# surging ,no codes , test fuel pressure regulator maybe ?



## no66mac (Jan 27, 2021)

At lower rpms it surges , whether its on cruise control or I try to gradually increase speed up slight incline . I have changed the air & fuel filters and on 2nd tank with cetane boost & fuel cleaner. (since filter was black /possible algae) ..When it surges it will fluctuate rapidly from from 0-29 lbs boost and if you step on it ; at 2800rpms it will take off. I asked about it where I got the tune from and he said it sounds like the fuel pressure regulator. I didn't ask more then, I didn't think muck about it . All the pressure sensors I seen were out of stock / unavailable , except for the fuel rail with sensors on it , a lot more expensive , so is there a way I can test the sensors to be certain if its bad ?


----------



## no66mac (Jan 27, 2021)

an update ,we checked fuel rail pressures etc. all were normal range. I took the fuel rail pressure sensor off and cleaned it with crc throttle & intake cleaner and it improved it , 2nd time more improvement. going to run more fuel cleaner/ algae killer through the tank . this is my wife's car , I don't know where she last got fuel at but it sat for over 2 months in warm weather perfect for it to grow . the fuel filter was black when I changed it with 38% life left.


----------



## revjpeterson (Oct 2, 2013)

Those boost numbers you mention make me think it would be a good idea to also check the vacuum system for leaks. There's a vacuum pump mounted at the driver-side end of the camshaft, which feeds a distribution block just below it. One hose from that block supplies vacuum to the EGR system, and the other supplies vacuum to the VGT actuator. If there is a leak in the vacuum system, it would impact the performance of the turbo, possibly causing it to fluctuate like you describe.


----------



## no66mac (Jan 27, 2021)

revjpeterson said:


> Those boost numbers you mention make me think it would be a good idea to also check the vacuum system for leaks. There's a vacuum pump mounted at the driver-side end of the camshaft, which feeds a distribution block just below it. One hose from that block supplies vacuum to the EGR system, and the other supplies vacuum to the VGT actuator. If there is a leak in the vacuum system, it would impact the performance of the turbo, possibly causing it to fluctuate like you describe.
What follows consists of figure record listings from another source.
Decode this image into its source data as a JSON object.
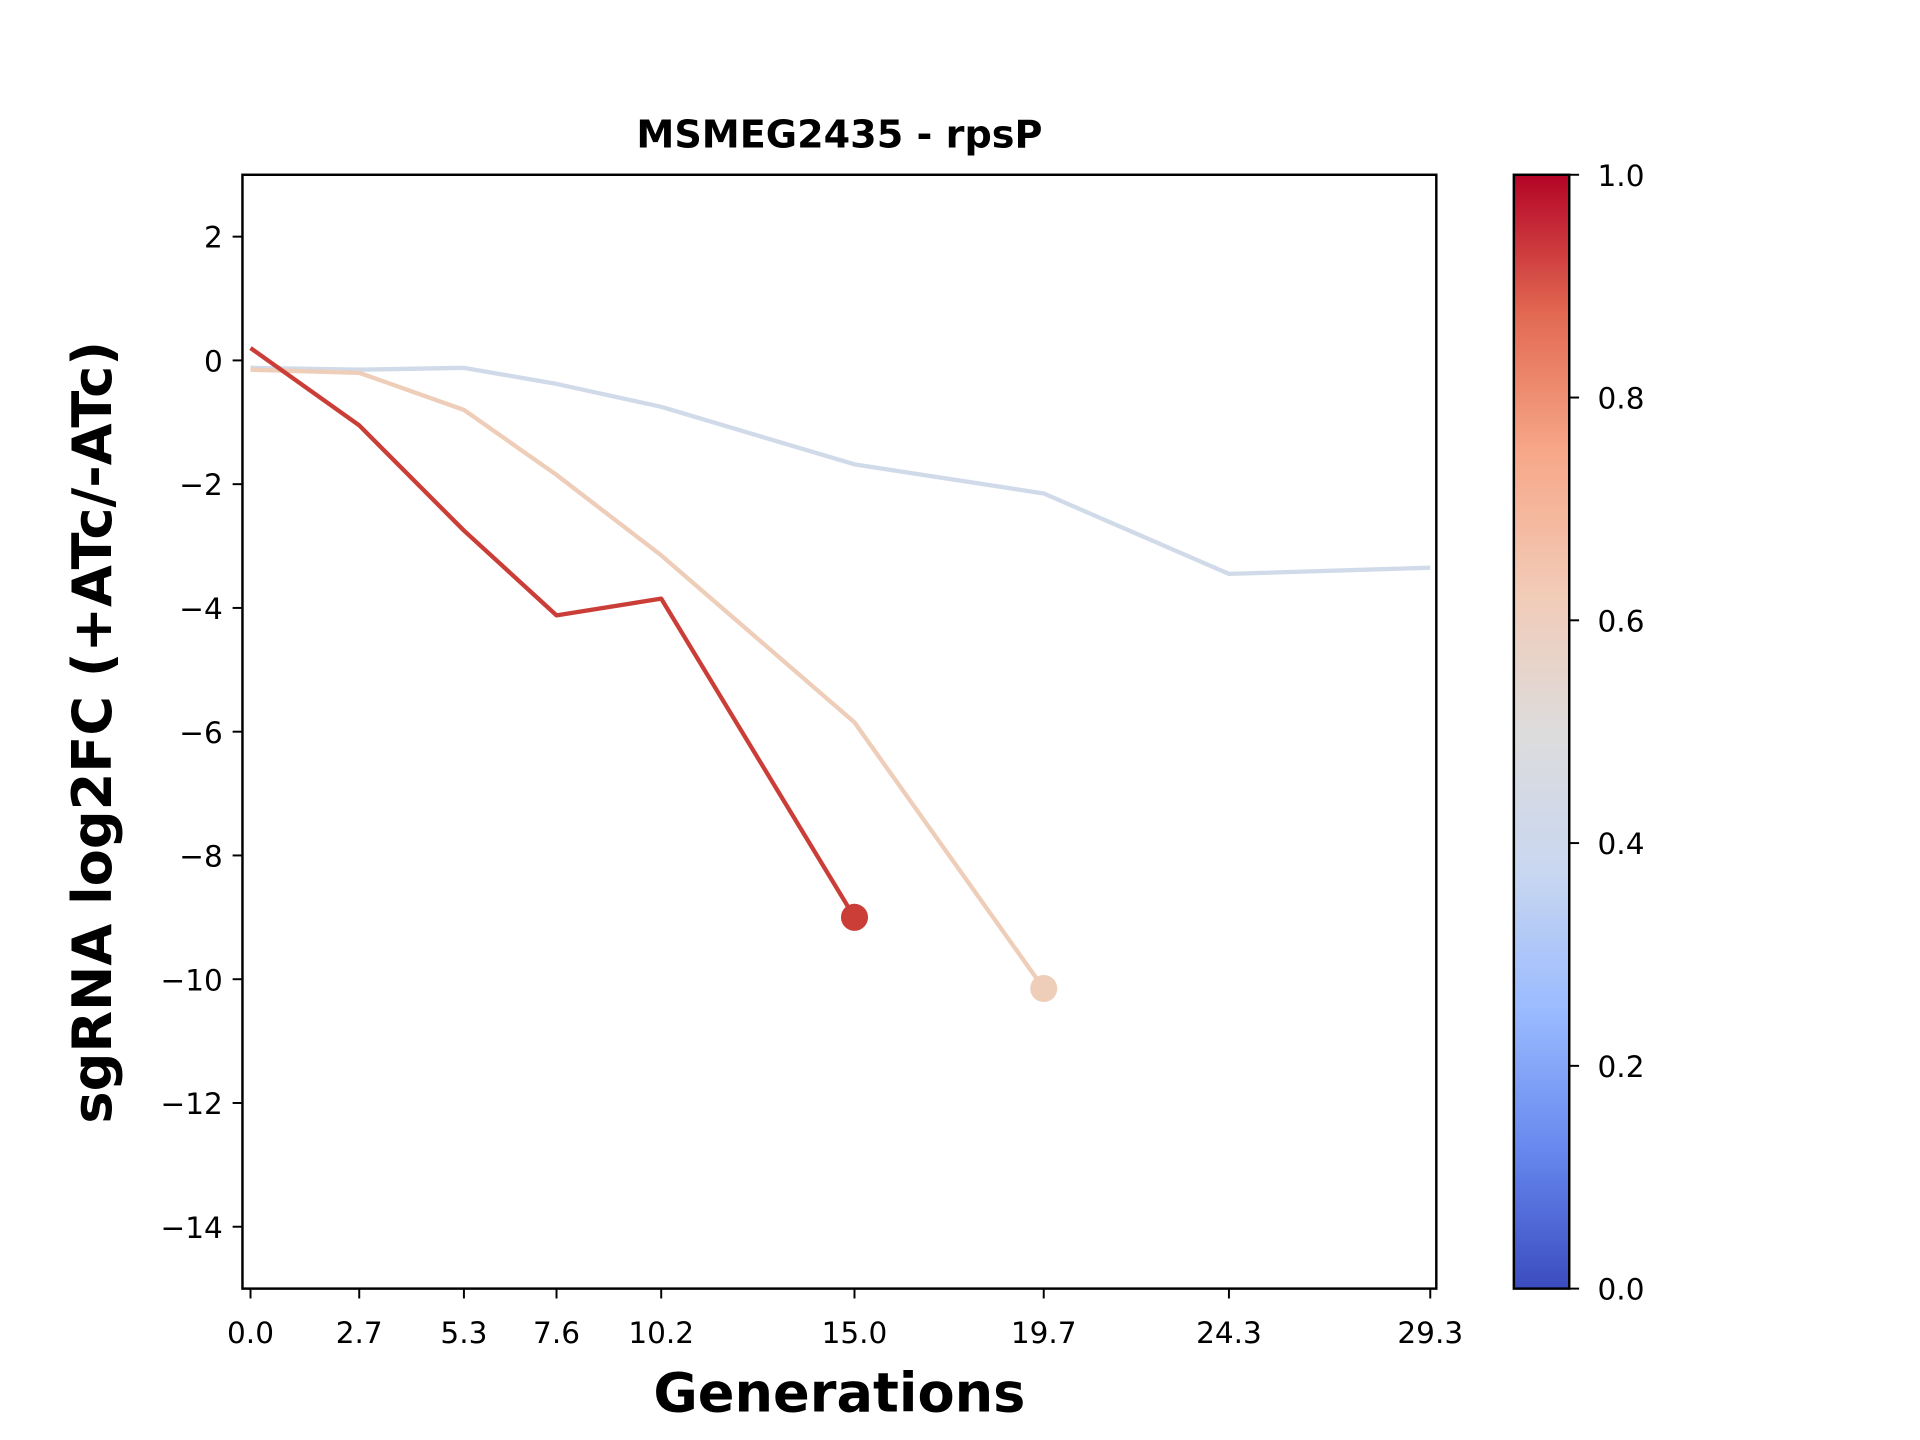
{
  "chart_data": {
    "type": "line",
    "title": "MSMEG2435 - rpsP",
    "xlabel": "Generations",
    "ylabel": "sgRNA log2FC (+ATc/-ATc)",
    "xlim": [
      -0.2,
      29.45
    ],
    "ylim": [
      -15,
      3
    ],
    "x_ticks": [
      "0.0",
      "2.7",
      "5.3",
      "7.6",
      "10.2",
      "15.0",
      "19.7",
      "24.3",
      "29.3"
    ],
    "y_ticks": [
      2,
      0,
      -2,
      -4,
      -6,
      -8,
      -10,
      -12,
      -14
    ],
    "y_tick_labels": [
      "2",
      "0",
      "−2",
      "−4",
      "−6",
      "−8",
      "−10",
      "−12",
      "−14"
    ],
    "grid": false,
    "series": [
      {
        "color": "#d0dae9",
        "x": [
          0,
          2.7,
          5.3,
          7.6,
          10.2,
          15.0,
          19.7,
          24.3,
          29.3
        ],
        "y": [
          -0.12,
          -0.15,
          -0.12,
          -0.38,
          -0.75,
          -1.68,
          -2.15,
          -3.45,
          -3.35
        ],
        "end_marker": false
      },
      {
        "color": "#eecdb9",
        "x": [
          0,
          2.7,
          5.3,
          7.6,
          10.2,
          15.0,
          19.7
        ],
        "y": [
          -0.15,
          -0.2,
          -0.8,
          -1.85,
          -3.15,
          -5.85,
          -10.15
        ],
        "end_marker": true
      },
      {
        "color": "#cb3e38",
        "x": [
          0,
          2.7,
          5.3,
          7.6,
          10.2,
          15.0
        ],
        "y": [
          0.2,
          -1.05,
          -2.75,
          -4.12,
          -3.85,
          -9.0
        ],
        "end_marker": true
      }
    ],
    "colorbar": {
      "colormap": "coolwarm",
      "range": [
        0,
        1
      ],
      "ticks": [
        "0.0",
        "0.2",
        "0.4",
        "0.6",
        "0.8",
        "1.0"
      ],
      "stops": [
        "#3b4cc0",
        "#6788ee",
        "#9abbff",
        "#c9d7f0",
        "#dddcdc",
        "#f2cbb7",
        "#f7a889",
        "#e26952",
        "#b40426"
      ]
    }
  }
}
thanks for your input , I lost the egr on this car , after cleaning fuel pressure sensor 2nd time I was able to step on it from a stop ,spin tires enough for the traction control light to come on , but it wasn't long before it to started to hesitate / surge again after that. It is not nearly as bad as before,it will pick up and go at a lot lower rpm than before . I think there is more junk that grew in the fuel lines after the filter that has been coming loose causing issues, at least that is what I hope  . also I did plug off the 2 lines up front that were no longer needed.


----------



## no66mac (Jan 27, 2021)

For anyone who was following this I finally figured it out, I took it to a local mechanic and everything was operating as it should until it came to the map sensor, said they needed to replace it to continue so I said I would (dealer wanted $118 for just the pigtail so I was going to get it from a wrecking yard. I decided to unplug the edge cts plug off the map sensor and just go straight to the map sensor with the stock plug in and everything was great , so something in the plug in or wiring from the edge insite was bad


----------



## Johnny123 (11 mo ago)

no66mac said:


> For anyone who was following this I finally figured it out, I took it to a local mechanic and everything was operating as it should until it came to the map sensor, said they needed to replace it to continue so I said I would (dealer wanted $118 for just the pigtail so I was going to get it from a wrecking yard. I decided to unplug the edge cts plug off the map sensor and just go straight to the map sensor with the stock plug in and everything was great , so something in the plug in or wiring from the edge insite was bad


Did you have any check engine light codes? Curious as mine can't start when sitting overnight and I need to crank it like 5-10 times until it finally starts


----------



## no66mac (Jan 27, 2021)

Johnny123 said:


> Did you have any check engine light codes? Curious as mine can't start when sitting overnight and I need to crank it like 5-10 times until it finally starts


no I didn't have any codes at all. Is it real cold right now where your at? if so could be fuel related like gelling or glow plugs, you could try cycling your glow plugs a couple times before trying to start. if you were losing fuel pressure somehow, turning the key on and not starting the motor you can hear the fuel pump pressurizing the system, you could do this 4-5 times first (same as you would do when you change the fuel filter) then try starting it , hope this will help narrow down what issue you may be having


----------